Southern Butter Rolls

A truly special Southern sweet.

Southern Butter Rolls
Photo: Caitlin Bensel; Food Styling: Torie Cox
Prep Time:
20 mins
Total Time:
1 hrs 15 mins

In the Pantheon of Southern baked goods, Southern Butter Rolls might rise to the top due to the ingenuity and resourcefulness it probably took to make these: They are one part biscuit and one part cinnamon rolls, and they're baked in a supremely simple sauce that turns beautifully rich and custardy when cooked.

In short, Southern Butter Rolls are probably unlike any other breakfast or brunch breads you've ever had.

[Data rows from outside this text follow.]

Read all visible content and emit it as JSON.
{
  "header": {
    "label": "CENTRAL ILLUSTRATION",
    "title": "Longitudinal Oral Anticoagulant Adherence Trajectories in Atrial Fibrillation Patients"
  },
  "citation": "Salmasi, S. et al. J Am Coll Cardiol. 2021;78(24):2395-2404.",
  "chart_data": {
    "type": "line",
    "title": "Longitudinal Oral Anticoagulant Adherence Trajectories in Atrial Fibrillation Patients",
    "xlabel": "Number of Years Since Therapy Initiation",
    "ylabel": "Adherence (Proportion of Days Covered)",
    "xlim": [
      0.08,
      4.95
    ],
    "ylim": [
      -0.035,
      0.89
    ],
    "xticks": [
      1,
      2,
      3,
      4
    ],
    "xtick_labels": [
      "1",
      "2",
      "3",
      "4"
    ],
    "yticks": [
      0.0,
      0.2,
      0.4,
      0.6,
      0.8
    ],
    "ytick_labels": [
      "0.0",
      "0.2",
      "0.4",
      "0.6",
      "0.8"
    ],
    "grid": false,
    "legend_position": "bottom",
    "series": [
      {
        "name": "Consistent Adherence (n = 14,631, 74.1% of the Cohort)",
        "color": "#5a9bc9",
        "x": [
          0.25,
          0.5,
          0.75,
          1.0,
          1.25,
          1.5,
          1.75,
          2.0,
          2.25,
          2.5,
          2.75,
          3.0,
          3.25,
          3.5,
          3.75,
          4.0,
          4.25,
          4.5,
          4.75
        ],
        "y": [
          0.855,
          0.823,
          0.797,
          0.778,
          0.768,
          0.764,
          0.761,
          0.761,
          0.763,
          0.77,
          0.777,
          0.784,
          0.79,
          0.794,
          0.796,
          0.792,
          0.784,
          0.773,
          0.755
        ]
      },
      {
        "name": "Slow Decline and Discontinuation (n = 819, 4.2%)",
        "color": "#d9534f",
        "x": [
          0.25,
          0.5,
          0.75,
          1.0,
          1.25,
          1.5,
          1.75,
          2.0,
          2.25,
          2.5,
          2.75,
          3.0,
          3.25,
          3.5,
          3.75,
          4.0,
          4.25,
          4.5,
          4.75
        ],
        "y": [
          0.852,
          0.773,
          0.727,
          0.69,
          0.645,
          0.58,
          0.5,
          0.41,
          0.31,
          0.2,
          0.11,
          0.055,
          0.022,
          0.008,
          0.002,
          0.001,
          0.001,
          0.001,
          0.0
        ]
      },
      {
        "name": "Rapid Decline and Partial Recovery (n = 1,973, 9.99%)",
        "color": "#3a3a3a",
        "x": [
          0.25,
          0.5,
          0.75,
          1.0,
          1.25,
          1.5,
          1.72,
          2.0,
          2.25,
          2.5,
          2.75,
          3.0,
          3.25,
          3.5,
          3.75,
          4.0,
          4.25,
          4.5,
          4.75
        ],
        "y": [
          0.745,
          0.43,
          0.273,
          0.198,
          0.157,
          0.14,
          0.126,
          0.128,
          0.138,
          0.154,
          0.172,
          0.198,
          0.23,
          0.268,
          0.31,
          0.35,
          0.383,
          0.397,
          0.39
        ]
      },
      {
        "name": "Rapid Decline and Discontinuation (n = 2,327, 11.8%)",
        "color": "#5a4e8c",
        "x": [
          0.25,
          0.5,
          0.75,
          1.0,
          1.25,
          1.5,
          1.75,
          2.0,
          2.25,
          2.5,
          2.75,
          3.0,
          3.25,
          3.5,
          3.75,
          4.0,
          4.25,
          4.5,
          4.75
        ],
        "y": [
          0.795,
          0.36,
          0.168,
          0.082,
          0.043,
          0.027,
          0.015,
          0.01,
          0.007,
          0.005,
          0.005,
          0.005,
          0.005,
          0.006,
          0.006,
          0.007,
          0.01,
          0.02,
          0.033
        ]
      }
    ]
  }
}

And you wouldn't be alone if this is the first time you've been introduced to Southern Butter Rolls. They even stumped us. The origins of the dish are a little hazy, with some people pinpointing it to northern Mississippi and Memphis. It may not even be all that well known outside that particular corner of the South, but we have a feeling once others try this recipe, it'll start showing up on more potlucks and party tables in all the states.

How to Make Southern Butter Rolls

If you love cinnamon rolls or sticky buns but loathe the long wait of a yeast bread rise, you'll love this recipe's little secret: a biscuit-like dough. Indeed, these rolls are made with flour, baking powder, and shortening. Water helps bring everything together, and you can have the dough ready in just 10 minutes if you're good at cutting shortening into flour.

Once the dough is made, it's rolled out, slathered with butter, and sprinkled with a spice blend. Then, the dough is rolled from the long side and cut into a dozen individual rolls. (See what we mean about the connection to cinnamon rolls?) Finally, the rolls are placed in a baking dish and covered with a simple milk-and-sugar sauce.

And while it may be simple, that sauce is going to do dreamy things once in the oven. The rolls will soak up some of it, turning the dough fluffy and rich. The rest of the sauce will caramelize and make a beautiful sauce to coat the bottom of the pan. If everyone fights over that golden brown dream sauce, don't blame us.

When to Serve Butter Rolls

Is "any time" a good answer to this question? They do take a little over an hour to make, so this may not be the dish for a Tuesday morning. But since you don't have to wait on a yeast dough to rise, this would be great on a Saturday or Sunday before ball games or church.

It's also special enough to bring out at Easter, Mother's Day, even Christmas, when you've got to really show off your skills. We know once your friends and family try these unique rolls, they'll be asking for them again and again. Good thing they're so darn easy to make.


For the Dough:

  • 3 cups all-purpose flour

  • 4 ½ tsp. baking powder

  • ¾ tsp. salt

  • 6 Tbsp. vegetable shortening, at room temperature

  • 1-1.25 cups ice cold water

For the Filling:

  • ½ cup unsalted butter, at room temperature

  • 6 Tbsp. packed dark brown sugar

  • 1 tsp. ground cinnamon

  • ¼ tsp. ground nutmeg

For the Sauce:

  • 2 cups whole milk

  • cup granulated sugar

  • 1 tsp. vanilla extract


  1. Preheat the oven to 350°F. Butter or mist a 9-by-13-inch baking pan.

  2. Make the Dough: Whisk together flour, baking powder, and salt in a large bowl. Work in the shortening until the mixture resembles coarse crumbs. Stir in enough water to pull in the dry ingredients and form stiff dough.

  3. Turn out dough onto a lightly-floured surface. Roll with a pin to a 12-by-15-inch rectangle. Spread butter evenly over the top.

  4. Whisk together the brown sugar, cinnamon, and nutmeg in a small bowl, and sprinkle evenly over the butter.

  5. Starting with a short end, tightly roll the dough into a log. Use a sharp knife to slice the log crosswise into 12 even rounds. Arrange the rounds, spiral-side up, in a single layer in the prepared pan.

  6. Make the Sauce: Bring the milk, granulated sugar, and vanilla to a simmer over medium heat in a small saucepan, stirring until the sugar dissolves. Remove from the heat and stir in the vanilla. Pour evenly over the pinwheels. They will be nearly submerged.

  7. Bake 40 to 45 minutes or until the rolls are firm and golden brown on top. Let stand for 15 minutes before serving warm.